Mais divers moyens de transaction existent pour le condamné :
  le condamné peut demander au Trésor public une remise gracieuse de sa dette.
  Le condamné peut demander le fractionnement du paiement de sa dette.
  Le condamné peut former un recours en grâce afin de suspendre le recouvrement de la dette.
Ex : un condamné a une longue peine reçoit un ordre de payer des droits de procédure. Il demande au Trésor public un délai et s’engage à payer sur ses futures rémunérations une somme de 20 euros par mois. La contrainte judiciaire éventuellement ordonnée par le Trésor public sera supprimée dès qu’il aura payé.
Ex : un condamné a une très lourde amende douanière transigera avec la douane qui lui accordera une grâce pour une partie de l’amende.

C’est à l’approche de la libération qu’il est souhaitable d’être en règle avec les créanciers qui peuvent prolonger la peine par une contrainte judiciaire.

Contrairement aux dettes civiles (dommages et intérêts), la loi ne prévoit pas un retrait automatique sur le compte du détenu. Les conditions du remboursement sont discutées entre le débiteur et le Trésor public.

Les dettes à l’égard des personnes privées

Il s’agit des condamnations à payer des dommages et intérêts aux victimes des infractions pour lesquelles le détenu a été condamné et, lorsque ces victimes se sont portées partie civile.
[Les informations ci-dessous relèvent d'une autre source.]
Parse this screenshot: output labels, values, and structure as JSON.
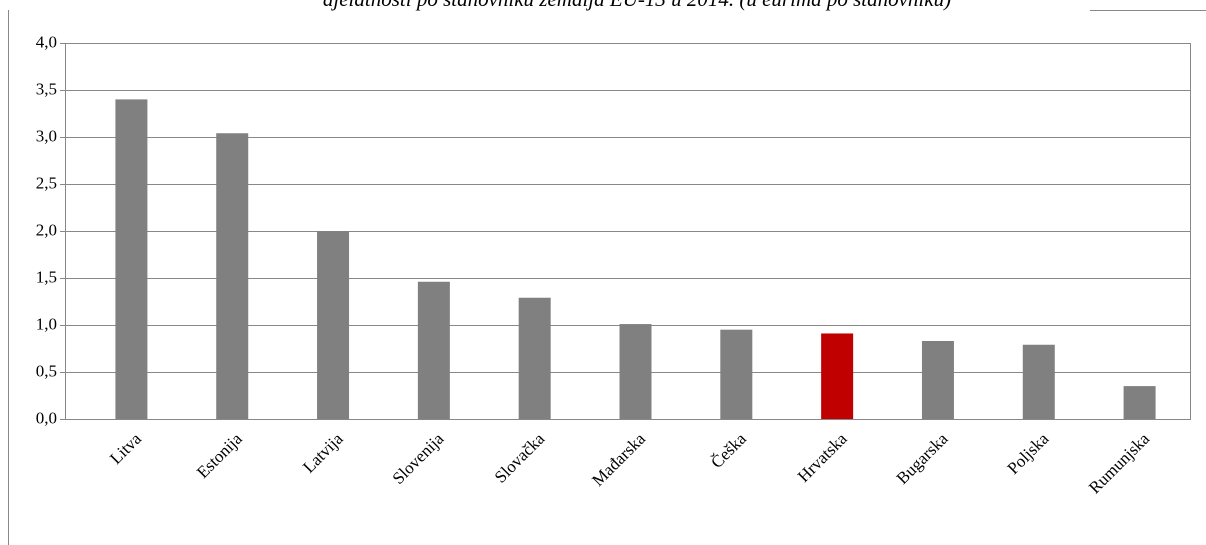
{
  "chart_data": {
    "type": "bar",
    "title": "djelatnosti po stanovniku zemalja EU-13 u 2014. (u eurima po stanovniku)",
    "categories": [
      "Litva",
      "Estonija",
      "Latvija",
      "Slovenija",
      "Slovačka",
      "Mađarska",
      "Češka",
      "Hrvatska",
      "Bugarska",
      "Poljska",
      "Rumunjska"
    ],
    "values": [
      3.4,
      3.04,
      2.0,
      1.46,
      1.29,
      1.01,
      0.95,
      0.91,
      0.83,
      0.79,
      0.35
    ],
    "colors": [
      "#808080",
      "#808080",
      "#808080",
      "#808080",
      "#808080",
      "#808080",
      "#808080",
      "#c00000",
      "#808080",
      "#808080",
      "#808080"
    ],
    "ylim": [
      0,
      4
    ],
    "yticks": [
      {
        "value": 0,
        "label": "0,0"
      },
      {
        "value": 0.5,
        "label": "0,5"
      },
      {
        "value": 1,
        "label": "1,0"
      },
      {
        "value": 1.5,
        "label": "1,5"
      },
      {
        "value": 2,
        "label": "2,0"
      },
      {
        "value": 2.5,
        "label": "2,5"
      },
      {
        "value": 3,
        "label": "3,0"
      },
      {
        "value": 3.5,
        "label": "3,5"
      },
      {
        "value": 4,
        "label": "4,0"
      }
    ],
    "grid": true
  }
}
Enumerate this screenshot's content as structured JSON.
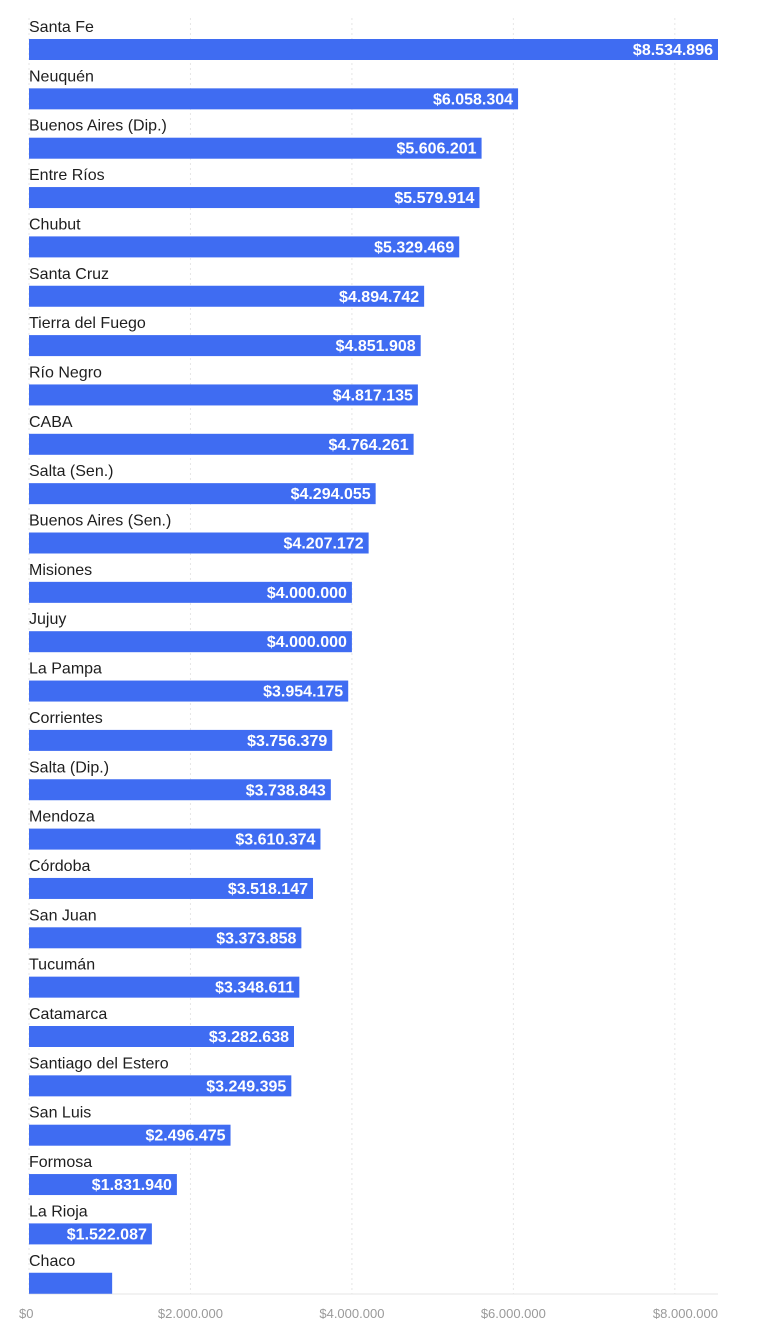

Le recouvrement des sommes dues aux parties civiles

Pour les recouvrer, la partie civile dispose des règles de droit civil et des voies d’exécution ; Elle ne peut pas utiliser la contrainte judiciaire.
Dans un certain nombre de cas, la victime est indemnisée par son assurance.

Un fonds de garantie existe pour indemniser les dommages corporels causés :
  par l’auteur inconnu d’un accident de voiture ou de chasse,
  par un acte de terrorisme,
  par la contamination par le virus HIV.

Dans tous les cas où la victime a été indemnisée par son assurance ou par le fonds de garantie, c’est eux qui se substituent à elle pour se faire rembourser par l’auteur du dommage.

Pendant l’incarcération du délinquant, la victime, l’assurance ou le fonds de garantie avaient droit à 10 % de la rémunération nette et/ou des sommes acquises par le détenu au-delà de 1.200 francs.
Les prélèvements pour la part « parties civiles » sont désormais progressifs.
Maintenant le prélèvement dépend des ressources du détenu :
  si le détenu reçoit moins de 200 euros dans le mois, aucun prélèvement n’est réalisé ;
  si le détenu reçoit 400 euros maximum : 20% sont prélevés sur la tranche 200/400 euros ;
  si le détenu reçoit 600 euros maximum : 20% sont prélevés sur la tranche 200/400 euros, et 25% sur la tranche 400/600 euros ;
  si le détenu reçoit plus de 600 euros : on prélève 20% entre 200/400 euros, 25% entre 400 et 600 euros, et 30% sur la tranche supérieure à 600 euros.

Pour s’assurer que le détenu pourra payer un créancier qui se ferait connaître plus tard, 1000 euros seront progressivement prélevés et mis de côté.

Pendant ou après l’incarcération, la victime, l’assurance ou le fonds peuvent, dans les mêmes conditions que tout créancier saisir les biens de l’auteur de l’infraction. Lorsque le délinquant est insolvable ce droit est illusoire.